Community Water Fluoridation
The following information provides answers to frequently asked questions about community water fluoridation. A one-page fact sheet is also available.
What is community water fluoridation? Fluoride is naturally present in all water. Community water fluoridation is the adjustment of the natural fluoride level in public water systems to an optimal level to prevent tooth decay. In Ohio, most water systems that serve more than 5,000 persons are currently required by law to adjust the fluoride level to 0.8 - 1.3 parts fluoride per million parts water (ppm). Recently, the U.S. Department of Health and Human Services proposed changing the optimum level of fluoride in drinking water to 0.7 pm. More information on the proposed recommendations is available.
What is the status of community water fluoridation in Ohio? Ninety percent of Ohioans or about 10.3 million persons are served by public water supplies. Of those, 92 percent are served by systems with adequate fluoride levels. Nationally, Ohio ranks 16th in the percentage of persons on public water systems receiving fluoridated water. However, about 830,000 Ohioans on public water systems do not receive fluoridated water.
How does the Ohio Department of Health (ODH) promote community water fluoridation? ODH provides information on the safety, benefits and cost of fluoridation and gives technical assistance to communities considering water fluoridation. ODH also recognizes community water systems that have fluoridated for more than 50 years by presenting the National Fluoridation 50 Year Awards. Please see the list of the 2014 recipients, which includes a list of past recipients as well.
ODH also offers limited funds for the start-up and maintenance of community water fluoridation. Communities of any size can request funds for equipment used in the fluoridation feed system, fluoride compounds (limited) and fluoride testing equipment used in the water treatment laboratory. Program guidelines and application materials can be found on the Fluoridation Assistance Program Web page.
What do the experts think about water fluoridation? There are many national and international organizations that recognize the public health benefits of community water fluoridation for preventing dental decay. The American Dental Association has compiled an impressive compendium, listing almost 100 such organizations. Policy statements from many of these organizations are available. A coalition of public health organizations has created a Web site with more information on the safety and benefits of fluoridation.
The ODH has called community water fluoridation “the single most important step a community can take to improve the dental health of its residents.” More than 65 years of research and community experience have shown that fluoridation works.

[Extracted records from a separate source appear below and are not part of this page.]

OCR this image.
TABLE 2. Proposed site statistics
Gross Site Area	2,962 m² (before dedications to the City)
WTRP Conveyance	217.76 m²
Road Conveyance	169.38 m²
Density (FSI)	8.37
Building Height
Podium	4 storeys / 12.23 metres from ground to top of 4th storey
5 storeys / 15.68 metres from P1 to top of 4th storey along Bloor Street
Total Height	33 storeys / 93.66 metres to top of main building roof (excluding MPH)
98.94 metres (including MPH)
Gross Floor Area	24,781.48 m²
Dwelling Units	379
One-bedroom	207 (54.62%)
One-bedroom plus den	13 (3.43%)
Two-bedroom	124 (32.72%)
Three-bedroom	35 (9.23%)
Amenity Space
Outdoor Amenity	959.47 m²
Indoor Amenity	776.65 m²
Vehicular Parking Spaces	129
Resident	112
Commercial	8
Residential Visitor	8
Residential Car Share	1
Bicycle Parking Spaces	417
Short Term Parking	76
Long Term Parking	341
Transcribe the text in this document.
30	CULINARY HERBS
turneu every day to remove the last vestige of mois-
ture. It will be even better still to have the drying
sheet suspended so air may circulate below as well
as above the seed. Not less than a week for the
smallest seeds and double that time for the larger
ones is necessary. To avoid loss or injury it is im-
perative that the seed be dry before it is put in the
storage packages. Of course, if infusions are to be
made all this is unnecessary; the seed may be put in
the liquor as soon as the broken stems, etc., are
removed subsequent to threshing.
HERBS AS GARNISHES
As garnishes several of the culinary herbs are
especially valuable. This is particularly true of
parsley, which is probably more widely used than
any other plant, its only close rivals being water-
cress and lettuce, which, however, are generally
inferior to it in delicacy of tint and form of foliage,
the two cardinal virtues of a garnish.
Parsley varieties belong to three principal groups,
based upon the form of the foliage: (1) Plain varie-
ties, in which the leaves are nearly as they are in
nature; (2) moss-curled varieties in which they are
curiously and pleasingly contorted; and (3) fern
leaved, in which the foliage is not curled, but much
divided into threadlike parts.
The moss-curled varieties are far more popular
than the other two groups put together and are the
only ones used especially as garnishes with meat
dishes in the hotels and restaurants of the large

Does Ohio require fluoridation? In 1969, convinced of the public health benefits of community water fluoridation, the Ohio General Assembly passed a law requiring fluoridation of public water supplies that serve more than 5,000 persons. The law provided customers of the affected water systems the opportunity to be exempted through a referendum held within 240 days of the law’s passage.
Which cities are exempt? Thirty Ohio communities held special referenda in 1970 and were exempted from the law. Since then, eight of those communities have reversed the decision. Athens, Bellefontaine, Bellevue, Fairborn, Lebanon, Middletown, Delaware and Tipp City are now fluoridated. However, 22 communities remain exempt from fluoridation.
Can a water system with fewer than 5,000 persons fluoridate? Yes. If a community or a water authority wishes to implement fluoridation, they should contact ODH and the Ohio Environmental Protection Agency (Ohio EPA) for information on how to go about providing this valuable public health measure to its residents.
What agency monitors fluoridation? The Ohio EPA regulates the fluoridation of public water systems and has primary enforcement responsibility. Water treatment personnel are required to monitor fluoride levels daily and submit monthly operating reports to the Ohio EPA. Visit the Ohio Revised Code for information about laws and rules pertaining to community water fluoridation.
Community water systems in Ohio that achieve optimal fluoridation levels for all 12 months each year are recognized by the Centers for Disease Control and Prevention (CDC) for excellence. Visit the following link for a listing of the 2012 CDC Water Fluoridation Quality Award recipients.
What other information does ODH have about fluoride and fluoridation? ODH informs health professionals and the public on the proper use of other various preventive fluoride measures, such as fluoride varnish and dietary fluoride supplements. ODH maintains information on the fluoride levels of public water systems in Ohio counties and provides information on how to test a private well or other water source for fluoride.